Хайрие-ханым по-другому объясняла отсутствие сына: скорее всего, он у кого-нибудь из своих товарищей, скрывается от кредиторов. Даже Неджла и Лейла высказывали беспокойство: «Уж не случилось ли что-нибудь с нашим братцем? Не попал ли он в беду?» Но, занятые подготовкой туалетов к очередному вечеру, они недолго горевали.
Али Риза-бей сидел мрачнее тучи, раскачиваясь на стуле и беззвучно шевеля губами. От него невозможно было добиться слова в ответ. И только когда во дворе слышались шаги или скрипела входная дверь, он сразу настораживался и кричал на весь дом:
— Ну-ка, посмотрите! Там кто-то пришел!
На третий день утром явился полицейский чиновник и сообщил, что Шевкет находится в тюрьме, под следствием.
Это известие было для них как гром среди ясного неба. Ферхунде упала в обморок. Сестры рыдали в голос. Старая Хайрие-ханым застыла на месте, растерянно бормоча: «Слава богу, жив… Слава Богу, жив…» Но лежавшая без чувств невестка и бившиеся в истерике дочери заставили ее опомниться и поспешить к ним на помощь.
Лишь один Али Риза-бей был доволен новостью.
— Слава тебе, всевышний! Мой сын жив и здоров. Шевкет жив! — радостно воскликнул он, будто в дом принесли самую желанную весть; и радость его была искренней, ибо он приготовился к худшему.
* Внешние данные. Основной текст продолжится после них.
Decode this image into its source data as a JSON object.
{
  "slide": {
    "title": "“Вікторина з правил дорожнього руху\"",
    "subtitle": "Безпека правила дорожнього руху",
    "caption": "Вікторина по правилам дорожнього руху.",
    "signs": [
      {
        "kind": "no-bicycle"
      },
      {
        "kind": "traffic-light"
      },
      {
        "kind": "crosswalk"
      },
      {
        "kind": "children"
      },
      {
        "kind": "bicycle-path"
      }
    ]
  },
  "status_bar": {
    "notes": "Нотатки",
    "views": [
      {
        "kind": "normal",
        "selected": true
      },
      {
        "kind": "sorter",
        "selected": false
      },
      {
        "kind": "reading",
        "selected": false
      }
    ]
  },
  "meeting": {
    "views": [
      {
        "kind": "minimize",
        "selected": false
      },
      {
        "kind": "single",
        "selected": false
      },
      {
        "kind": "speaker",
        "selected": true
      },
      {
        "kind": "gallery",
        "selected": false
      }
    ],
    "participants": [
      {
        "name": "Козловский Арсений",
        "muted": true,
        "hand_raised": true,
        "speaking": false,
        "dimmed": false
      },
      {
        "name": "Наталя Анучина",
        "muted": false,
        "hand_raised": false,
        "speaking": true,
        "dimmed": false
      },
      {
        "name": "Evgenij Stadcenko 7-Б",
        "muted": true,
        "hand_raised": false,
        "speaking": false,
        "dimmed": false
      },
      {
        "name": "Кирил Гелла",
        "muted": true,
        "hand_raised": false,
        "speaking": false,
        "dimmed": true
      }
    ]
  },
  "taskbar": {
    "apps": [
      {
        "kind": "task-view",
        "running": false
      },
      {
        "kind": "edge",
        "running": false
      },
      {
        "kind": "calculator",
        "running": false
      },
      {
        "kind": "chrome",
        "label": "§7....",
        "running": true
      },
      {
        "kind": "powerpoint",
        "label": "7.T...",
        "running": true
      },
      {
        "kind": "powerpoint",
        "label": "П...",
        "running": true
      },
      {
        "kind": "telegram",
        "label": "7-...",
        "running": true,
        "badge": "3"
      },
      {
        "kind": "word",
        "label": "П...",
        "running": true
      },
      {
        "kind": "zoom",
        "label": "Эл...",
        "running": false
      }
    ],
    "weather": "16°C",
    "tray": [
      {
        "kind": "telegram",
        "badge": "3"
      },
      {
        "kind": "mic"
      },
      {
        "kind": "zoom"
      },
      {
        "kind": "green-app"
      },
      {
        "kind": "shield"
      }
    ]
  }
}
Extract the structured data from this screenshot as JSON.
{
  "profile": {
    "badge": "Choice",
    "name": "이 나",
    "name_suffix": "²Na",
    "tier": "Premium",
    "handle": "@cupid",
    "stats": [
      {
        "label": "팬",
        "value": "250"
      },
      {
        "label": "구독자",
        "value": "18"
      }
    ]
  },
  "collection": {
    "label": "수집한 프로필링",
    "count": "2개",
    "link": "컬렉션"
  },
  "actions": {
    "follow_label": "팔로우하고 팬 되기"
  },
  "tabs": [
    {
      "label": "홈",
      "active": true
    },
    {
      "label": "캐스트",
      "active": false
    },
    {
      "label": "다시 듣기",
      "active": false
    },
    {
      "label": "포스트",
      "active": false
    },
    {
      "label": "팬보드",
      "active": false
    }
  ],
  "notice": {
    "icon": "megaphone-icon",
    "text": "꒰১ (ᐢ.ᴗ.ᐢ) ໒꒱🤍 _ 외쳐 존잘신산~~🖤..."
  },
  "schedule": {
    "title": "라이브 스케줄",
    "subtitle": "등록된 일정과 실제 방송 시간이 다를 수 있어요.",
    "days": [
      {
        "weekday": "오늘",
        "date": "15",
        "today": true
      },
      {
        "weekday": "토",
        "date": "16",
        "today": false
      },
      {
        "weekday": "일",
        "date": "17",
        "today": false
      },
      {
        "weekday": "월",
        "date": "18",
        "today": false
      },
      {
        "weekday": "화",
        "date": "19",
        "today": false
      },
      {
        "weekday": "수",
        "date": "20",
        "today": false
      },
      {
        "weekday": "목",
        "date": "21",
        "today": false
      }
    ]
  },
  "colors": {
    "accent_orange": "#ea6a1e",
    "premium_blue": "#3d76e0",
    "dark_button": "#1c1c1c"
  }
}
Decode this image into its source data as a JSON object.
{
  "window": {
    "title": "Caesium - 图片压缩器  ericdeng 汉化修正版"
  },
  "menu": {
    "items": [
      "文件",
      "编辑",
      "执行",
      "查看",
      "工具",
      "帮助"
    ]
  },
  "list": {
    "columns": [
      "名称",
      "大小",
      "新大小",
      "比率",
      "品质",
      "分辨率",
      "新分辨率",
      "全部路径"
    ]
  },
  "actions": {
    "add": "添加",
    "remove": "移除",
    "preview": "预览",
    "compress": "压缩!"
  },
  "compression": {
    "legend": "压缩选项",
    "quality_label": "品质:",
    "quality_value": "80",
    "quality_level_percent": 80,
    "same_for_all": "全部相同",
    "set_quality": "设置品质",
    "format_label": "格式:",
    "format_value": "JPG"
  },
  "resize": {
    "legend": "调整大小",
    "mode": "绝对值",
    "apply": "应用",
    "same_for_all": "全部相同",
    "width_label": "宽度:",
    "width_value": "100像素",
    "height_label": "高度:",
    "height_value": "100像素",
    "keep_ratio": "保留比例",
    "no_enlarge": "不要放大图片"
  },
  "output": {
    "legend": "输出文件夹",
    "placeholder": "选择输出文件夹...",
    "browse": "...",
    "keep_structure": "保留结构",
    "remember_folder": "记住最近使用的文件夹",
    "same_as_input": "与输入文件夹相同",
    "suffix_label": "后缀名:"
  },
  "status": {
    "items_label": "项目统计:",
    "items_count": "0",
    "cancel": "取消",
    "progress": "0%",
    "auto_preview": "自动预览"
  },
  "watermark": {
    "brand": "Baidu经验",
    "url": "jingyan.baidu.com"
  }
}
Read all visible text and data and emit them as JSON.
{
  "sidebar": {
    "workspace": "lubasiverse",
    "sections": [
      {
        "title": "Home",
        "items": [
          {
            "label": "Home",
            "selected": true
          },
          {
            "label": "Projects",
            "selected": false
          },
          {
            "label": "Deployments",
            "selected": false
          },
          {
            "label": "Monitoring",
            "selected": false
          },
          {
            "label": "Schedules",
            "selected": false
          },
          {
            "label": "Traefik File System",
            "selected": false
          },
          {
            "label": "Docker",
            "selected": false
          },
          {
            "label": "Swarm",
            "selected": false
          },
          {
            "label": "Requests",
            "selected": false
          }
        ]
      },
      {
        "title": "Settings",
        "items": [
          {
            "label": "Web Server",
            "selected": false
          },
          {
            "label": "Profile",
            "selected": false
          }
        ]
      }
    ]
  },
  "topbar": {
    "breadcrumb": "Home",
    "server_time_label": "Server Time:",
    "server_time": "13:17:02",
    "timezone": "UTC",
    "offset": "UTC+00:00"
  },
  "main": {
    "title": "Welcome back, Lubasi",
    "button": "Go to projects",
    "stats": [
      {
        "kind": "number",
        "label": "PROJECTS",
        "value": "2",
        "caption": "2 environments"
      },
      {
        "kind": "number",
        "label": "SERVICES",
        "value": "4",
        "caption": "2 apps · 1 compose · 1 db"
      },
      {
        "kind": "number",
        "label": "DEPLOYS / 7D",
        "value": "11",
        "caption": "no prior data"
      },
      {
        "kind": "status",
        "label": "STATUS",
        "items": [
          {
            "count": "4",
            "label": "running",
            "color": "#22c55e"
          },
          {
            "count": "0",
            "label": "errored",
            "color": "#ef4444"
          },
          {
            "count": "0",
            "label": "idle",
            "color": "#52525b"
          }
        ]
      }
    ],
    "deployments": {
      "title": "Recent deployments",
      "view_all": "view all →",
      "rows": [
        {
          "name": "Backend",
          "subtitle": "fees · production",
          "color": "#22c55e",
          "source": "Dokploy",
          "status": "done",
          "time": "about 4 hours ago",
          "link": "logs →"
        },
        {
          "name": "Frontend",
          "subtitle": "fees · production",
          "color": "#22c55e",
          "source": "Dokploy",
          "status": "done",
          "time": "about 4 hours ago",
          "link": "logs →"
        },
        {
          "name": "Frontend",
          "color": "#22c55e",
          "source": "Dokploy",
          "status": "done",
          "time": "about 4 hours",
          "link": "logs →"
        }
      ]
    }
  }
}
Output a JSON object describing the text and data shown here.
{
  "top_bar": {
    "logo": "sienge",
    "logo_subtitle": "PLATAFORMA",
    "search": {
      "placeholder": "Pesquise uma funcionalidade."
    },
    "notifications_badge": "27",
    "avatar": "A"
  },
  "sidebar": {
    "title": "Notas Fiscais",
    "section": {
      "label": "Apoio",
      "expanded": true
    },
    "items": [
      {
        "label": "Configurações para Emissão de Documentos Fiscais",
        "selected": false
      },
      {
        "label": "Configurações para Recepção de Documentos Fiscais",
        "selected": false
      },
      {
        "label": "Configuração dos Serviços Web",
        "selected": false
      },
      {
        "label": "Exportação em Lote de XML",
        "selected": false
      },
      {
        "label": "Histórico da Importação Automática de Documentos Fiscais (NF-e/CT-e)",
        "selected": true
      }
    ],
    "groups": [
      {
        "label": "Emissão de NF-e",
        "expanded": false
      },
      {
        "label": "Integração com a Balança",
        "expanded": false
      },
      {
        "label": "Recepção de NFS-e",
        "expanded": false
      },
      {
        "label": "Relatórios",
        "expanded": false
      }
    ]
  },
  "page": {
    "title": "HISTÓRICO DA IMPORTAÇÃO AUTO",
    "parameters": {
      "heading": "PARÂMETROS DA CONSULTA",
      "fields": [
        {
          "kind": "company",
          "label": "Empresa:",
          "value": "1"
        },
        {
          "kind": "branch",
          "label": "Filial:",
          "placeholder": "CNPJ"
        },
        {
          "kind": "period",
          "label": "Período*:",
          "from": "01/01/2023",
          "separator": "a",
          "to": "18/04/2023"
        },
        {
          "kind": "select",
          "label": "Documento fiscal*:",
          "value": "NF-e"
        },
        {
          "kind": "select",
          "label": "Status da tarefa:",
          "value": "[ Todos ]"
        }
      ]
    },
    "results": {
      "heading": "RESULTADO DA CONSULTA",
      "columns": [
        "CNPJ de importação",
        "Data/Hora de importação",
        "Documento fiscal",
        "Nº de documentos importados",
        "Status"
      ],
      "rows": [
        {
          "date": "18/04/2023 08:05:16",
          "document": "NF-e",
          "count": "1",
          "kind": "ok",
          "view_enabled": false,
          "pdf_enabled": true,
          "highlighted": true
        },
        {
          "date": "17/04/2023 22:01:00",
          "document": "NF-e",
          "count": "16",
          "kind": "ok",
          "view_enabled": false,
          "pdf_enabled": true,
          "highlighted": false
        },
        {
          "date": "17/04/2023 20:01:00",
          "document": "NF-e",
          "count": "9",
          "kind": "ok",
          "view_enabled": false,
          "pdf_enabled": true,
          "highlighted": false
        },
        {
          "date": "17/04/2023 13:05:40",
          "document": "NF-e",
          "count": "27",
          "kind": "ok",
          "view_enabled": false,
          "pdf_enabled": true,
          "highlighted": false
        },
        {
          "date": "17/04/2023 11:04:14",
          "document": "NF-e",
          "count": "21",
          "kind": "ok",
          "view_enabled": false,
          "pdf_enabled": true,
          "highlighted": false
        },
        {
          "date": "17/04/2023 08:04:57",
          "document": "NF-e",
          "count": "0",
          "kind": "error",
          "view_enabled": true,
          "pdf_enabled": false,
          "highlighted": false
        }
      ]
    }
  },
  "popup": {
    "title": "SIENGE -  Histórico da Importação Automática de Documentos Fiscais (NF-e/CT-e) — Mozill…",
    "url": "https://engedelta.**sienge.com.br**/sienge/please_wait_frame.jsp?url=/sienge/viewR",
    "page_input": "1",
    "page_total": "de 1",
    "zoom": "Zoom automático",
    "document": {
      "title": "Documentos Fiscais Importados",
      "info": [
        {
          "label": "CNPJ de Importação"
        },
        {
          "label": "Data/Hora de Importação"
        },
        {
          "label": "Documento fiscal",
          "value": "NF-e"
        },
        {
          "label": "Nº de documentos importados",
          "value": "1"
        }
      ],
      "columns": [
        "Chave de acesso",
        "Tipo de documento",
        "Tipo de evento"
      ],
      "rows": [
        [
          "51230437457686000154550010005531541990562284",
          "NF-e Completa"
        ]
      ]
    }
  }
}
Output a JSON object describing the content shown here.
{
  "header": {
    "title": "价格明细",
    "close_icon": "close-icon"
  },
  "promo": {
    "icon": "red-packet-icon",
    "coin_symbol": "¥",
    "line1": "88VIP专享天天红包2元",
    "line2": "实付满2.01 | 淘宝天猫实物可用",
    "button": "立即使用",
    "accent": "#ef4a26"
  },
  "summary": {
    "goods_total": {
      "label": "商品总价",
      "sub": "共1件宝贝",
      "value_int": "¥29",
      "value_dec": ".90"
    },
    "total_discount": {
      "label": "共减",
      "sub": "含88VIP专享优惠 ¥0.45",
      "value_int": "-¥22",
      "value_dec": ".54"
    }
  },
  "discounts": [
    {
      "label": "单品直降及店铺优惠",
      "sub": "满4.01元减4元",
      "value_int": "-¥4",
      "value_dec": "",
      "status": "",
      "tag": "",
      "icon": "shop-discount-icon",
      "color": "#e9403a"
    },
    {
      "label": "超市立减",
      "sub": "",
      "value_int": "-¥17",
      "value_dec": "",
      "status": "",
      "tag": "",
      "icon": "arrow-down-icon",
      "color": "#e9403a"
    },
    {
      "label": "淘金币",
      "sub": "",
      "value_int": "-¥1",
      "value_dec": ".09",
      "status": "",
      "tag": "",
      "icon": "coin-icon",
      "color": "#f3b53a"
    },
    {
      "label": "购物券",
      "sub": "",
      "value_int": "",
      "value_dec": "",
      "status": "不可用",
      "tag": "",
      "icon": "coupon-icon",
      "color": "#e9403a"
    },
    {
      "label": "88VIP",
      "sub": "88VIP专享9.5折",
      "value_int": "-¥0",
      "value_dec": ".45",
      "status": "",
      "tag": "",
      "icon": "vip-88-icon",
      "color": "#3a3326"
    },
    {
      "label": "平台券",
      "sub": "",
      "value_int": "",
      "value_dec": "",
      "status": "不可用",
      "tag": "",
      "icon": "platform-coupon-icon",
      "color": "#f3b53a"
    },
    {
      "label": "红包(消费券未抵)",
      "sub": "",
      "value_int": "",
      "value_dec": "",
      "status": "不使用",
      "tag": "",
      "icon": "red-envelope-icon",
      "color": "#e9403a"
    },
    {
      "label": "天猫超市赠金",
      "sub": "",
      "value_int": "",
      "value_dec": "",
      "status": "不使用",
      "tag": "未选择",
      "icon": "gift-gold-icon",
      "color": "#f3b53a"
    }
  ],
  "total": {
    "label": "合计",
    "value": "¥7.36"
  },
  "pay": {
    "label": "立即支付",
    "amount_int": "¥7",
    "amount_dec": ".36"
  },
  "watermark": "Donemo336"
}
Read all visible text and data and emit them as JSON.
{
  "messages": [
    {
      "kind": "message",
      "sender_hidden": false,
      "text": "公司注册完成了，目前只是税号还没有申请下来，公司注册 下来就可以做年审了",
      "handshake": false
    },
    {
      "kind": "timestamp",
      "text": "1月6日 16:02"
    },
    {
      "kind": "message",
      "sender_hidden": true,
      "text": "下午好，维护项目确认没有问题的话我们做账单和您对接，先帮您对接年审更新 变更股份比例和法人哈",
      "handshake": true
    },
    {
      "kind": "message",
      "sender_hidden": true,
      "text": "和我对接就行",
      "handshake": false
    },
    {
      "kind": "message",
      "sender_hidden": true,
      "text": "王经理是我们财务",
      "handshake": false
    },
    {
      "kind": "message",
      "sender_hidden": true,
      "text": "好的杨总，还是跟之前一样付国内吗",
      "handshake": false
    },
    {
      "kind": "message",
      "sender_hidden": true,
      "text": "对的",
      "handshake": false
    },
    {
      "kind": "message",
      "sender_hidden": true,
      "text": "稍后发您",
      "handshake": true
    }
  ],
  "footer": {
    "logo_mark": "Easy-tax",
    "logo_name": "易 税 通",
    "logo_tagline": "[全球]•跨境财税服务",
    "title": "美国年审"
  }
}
Последнее время несчастного отца одолевали тревожные предчувствия: разве может его сын, такой благородный и чистый, долго мириться с подобным образом жизни? Али Риза-бей прислушивался к словам сына, следил за каждым его движением, старался понять, о чем он думает, чем обеспокоен. Сколько раз по ночам старик принимал хлопанье двери за револьверный выстрел и в испуге кидался в коридор. А однажды, увидев в саду на сучке дерева сушившееся белье, он решил, что кто-то повесился, и закричал на весь дом диким голосом.
Ведь Шевкет с его умом и врожденной порядочностью в один прекрасный день должен был понять, что ему не выкарабкаться из этого болота. И чем терпеть такой позор, не удивительно, если он предпочтет наложить на себя руки… Может быть, следует предостеречь мальчика, потолковать с ним по душам, рассеять мрачные мысли?.. Но тут же Али Риза-бею приходила на ум другая мысль: возможно, Шевкет далек от отчаяния и еще тешит себя надеждой? Зачем тогда подсказывать несчастному соблазнительную мысль о самоубийстве?..
Слава аллаху, Шевкет жив! Али Риза-бей словно воскрес. Он поспешно оделся, схватил свою трость и выбежал из дому.